# integrate the following: inte^x[tanx+sec^2x] ?

Mar 11, 2018

$I = {e}^{x} \tan \left(x\right) + C$

#### Explanation:

We want to solve

$I = \int {e}^{x} \left(\tan \left(x\right) + {\sec}^{2} \left(x\right)\right) \mathrm{dx}$

Split into two integrals

$I = \int {e}^{x} \tan \left(x\right) \mathrm{dx} + \int {e}^{x} {\sec}^{2} \left(x\right) \mathrm{dx}$

Use integration by parts (first integral)
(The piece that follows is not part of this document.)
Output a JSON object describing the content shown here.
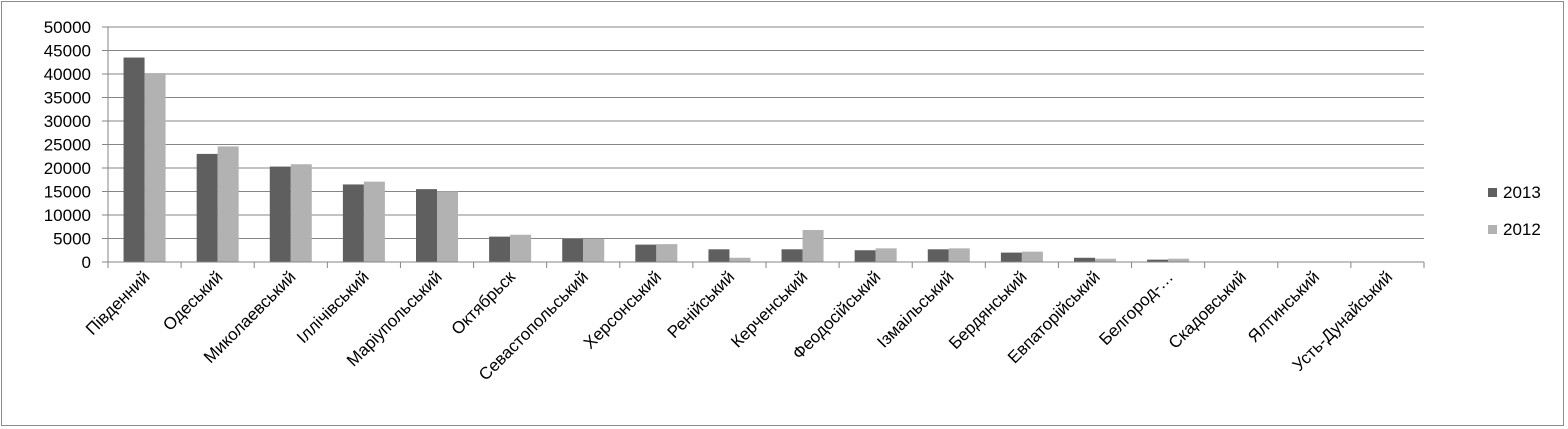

$\int u \mathrm{dv} = u v - \int v \mathrm{du}$

Let $u = \tan \left(x\right) \implies \mathrm{du} = {\sec}^{2} \left(x\right) \mathrm{dx}$

And $\mathrm{dv} = {e}^{x} \mathrm{dx} \implies v = {e}^{x}$

$I = {e}^{x} \tan \left(x\right) - \int {e}^{x} {\sec}^{2} \left(x\right) \mathrm{dx} + \int {e}^{x} {\sec}^{2} \left(x\right) \mathrm{dx}$

A fortunate cancellation

$I = {e}^{x} \tan \left(x\right) + C$

Mar 11, 2018

${e}^{x} \cdot \tan x + c$

#### Explanation:

$I = \int {e}^{x} \left[\tan x + {\sec}^{2} x\right] \mathrm{dx}$
color(red)(I=inte^x[f(x)+f^'(x)]dx=e^xf(x)+c
Here, $f \left(x\right) = \tan x \implies {f}^{'} \left(x\right) = {\sec}^{2} x$
So, $I = \int {e}^{x} \left[\tan x + {\sec}^{2} x\right] \mathrm{dx} = {e}^{x} \cdot \tan x + c$